The fear of the future
I co-wrote a post with my Futures Company colleague Joe Ballantyne after the Brexit vote that was published on The Futures Company’s Medium site. In the article we argue that the referendum revealed a deep “fear of the future” among many Britons, and that this could have significant implications for brands. Referencing it here for completeness’ sake: here’s an extract.
“The values split
We’ve written before about the deep values split across Europe and north America between an emerging generation of “post-materialists” and the existing “traditionals” and “moderns.” The “post-materialists” are close to becoming a majority, which is always when conflict becomes most intense. The social markers of “post-materialists” are that they are younger, better educated, and more urban, but the values differences are more important. “Post-materialists” are more likely to value diversity; “traditionals” and “moderns” hierarchy. There’s a revealing chart in polling conducted by Lord Ashcroft on the day of the vote.
The values gap on the Brexit vote
Four times as many Leavers think Multiculturalism is a force for bad as do Remainers; three times as many Leavers think social liberalism is a force for bad. More than twice as many Leavers think globalisation is a force for bad, and a slightly higher proportion of Leavers think the internet is a force for bad. The gap on cultural differences around multiculturalism, feminism and the environment is wide, and these values differences speak to profound differences in worldview. These are not unique to the US and the UK. We can see the same differences, with different forms of political and party expression, right across Europe and the United States.
“The disappointing future
And these speak to a deep disappointment in an idea of the future, and of progress, which propelled post-war politics from the mid-1940s to the 1990s. In the UK, the 1997 election was the last in which the winning party had campaigned on an optimistic platform. “Things”, went the song, “can only get better.”

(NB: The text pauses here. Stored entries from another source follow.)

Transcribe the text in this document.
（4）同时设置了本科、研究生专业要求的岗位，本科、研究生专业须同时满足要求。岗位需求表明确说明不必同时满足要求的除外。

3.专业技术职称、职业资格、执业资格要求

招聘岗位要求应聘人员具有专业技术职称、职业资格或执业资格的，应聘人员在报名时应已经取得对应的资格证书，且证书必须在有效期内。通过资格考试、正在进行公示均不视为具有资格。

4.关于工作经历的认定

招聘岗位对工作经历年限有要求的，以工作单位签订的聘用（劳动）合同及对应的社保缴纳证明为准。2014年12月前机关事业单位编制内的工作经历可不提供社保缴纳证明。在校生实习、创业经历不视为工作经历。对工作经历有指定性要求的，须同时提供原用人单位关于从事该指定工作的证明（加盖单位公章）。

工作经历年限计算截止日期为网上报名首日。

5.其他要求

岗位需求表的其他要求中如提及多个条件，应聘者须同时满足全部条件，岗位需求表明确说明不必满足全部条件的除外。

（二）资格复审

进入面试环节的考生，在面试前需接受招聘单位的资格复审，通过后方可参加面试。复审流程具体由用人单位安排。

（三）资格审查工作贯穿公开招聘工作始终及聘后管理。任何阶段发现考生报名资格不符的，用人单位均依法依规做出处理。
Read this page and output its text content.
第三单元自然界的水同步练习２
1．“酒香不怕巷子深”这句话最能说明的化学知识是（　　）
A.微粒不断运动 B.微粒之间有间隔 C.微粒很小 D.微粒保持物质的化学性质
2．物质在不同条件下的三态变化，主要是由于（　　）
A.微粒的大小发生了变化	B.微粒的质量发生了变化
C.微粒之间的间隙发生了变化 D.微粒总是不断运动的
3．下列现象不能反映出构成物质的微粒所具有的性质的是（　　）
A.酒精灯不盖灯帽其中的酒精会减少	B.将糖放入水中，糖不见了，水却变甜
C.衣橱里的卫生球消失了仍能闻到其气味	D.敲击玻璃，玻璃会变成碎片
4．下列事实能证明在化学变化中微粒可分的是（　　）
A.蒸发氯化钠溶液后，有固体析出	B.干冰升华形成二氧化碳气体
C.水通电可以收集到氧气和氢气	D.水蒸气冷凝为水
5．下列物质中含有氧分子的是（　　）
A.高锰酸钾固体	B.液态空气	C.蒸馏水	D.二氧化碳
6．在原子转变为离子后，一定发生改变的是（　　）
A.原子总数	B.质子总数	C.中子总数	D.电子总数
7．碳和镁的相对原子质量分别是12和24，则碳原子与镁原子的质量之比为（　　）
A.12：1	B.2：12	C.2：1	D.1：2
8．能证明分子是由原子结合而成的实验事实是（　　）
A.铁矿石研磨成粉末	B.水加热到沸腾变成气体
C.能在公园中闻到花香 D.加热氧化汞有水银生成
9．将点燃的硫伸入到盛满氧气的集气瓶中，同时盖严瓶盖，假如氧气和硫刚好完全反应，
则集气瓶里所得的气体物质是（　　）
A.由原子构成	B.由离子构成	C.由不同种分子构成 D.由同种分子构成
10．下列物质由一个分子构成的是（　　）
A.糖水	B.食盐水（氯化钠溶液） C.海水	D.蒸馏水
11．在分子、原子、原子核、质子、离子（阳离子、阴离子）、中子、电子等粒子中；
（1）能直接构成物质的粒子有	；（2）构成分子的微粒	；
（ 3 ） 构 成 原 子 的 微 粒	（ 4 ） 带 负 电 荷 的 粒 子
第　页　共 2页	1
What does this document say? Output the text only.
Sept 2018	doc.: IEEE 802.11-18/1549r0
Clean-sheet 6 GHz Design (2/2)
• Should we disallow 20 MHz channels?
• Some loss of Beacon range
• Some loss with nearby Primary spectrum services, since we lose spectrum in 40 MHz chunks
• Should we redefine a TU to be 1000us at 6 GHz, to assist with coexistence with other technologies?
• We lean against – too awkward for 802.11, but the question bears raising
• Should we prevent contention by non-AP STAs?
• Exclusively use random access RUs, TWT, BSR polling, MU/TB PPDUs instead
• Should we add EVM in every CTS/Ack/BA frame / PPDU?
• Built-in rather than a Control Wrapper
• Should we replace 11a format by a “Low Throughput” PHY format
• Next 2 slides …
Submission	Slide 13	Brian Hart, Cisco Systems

Since then, and even before, globalisation promised prosperity for everyone, but instead, while having profound effects on living standards in Asia, at home it has concentrated wealth even more sharply in the hands of the few. The internet was to be a tool of liberation, but our experience of it is as likely to be of intrusion, a loss of privacy, and a loss of control. The result is that people seek to pull up the drawbridges.
“Amongst people who have utterly given up on the future, political movements don’t need to promise any desirable and realistic change. If anything, they are more comforting and trustworthy if predicated on the notion that the future is beyond rescue, for that chimes more closely with people’s private experiences.”
The notion of “solastalgia,” is relevant here, a word used by environmentalists for “the loss of a sense of belonging to a particular place and a sense of desolation about its disappearance,” even though the place is still physically there. In their enthusiasm for change, brands pursue the leading edge, but they need to be more alert to what it feels like on desolation row.
For the list of values in the Ashcroft research represents a direct challenge to the idea of innovation. Think of it for a moment: for most brands innovation is about novelty, about progress, often about technology. It is clear that the values represented by leavers aren’t those that welcome continual change in the name of improvement.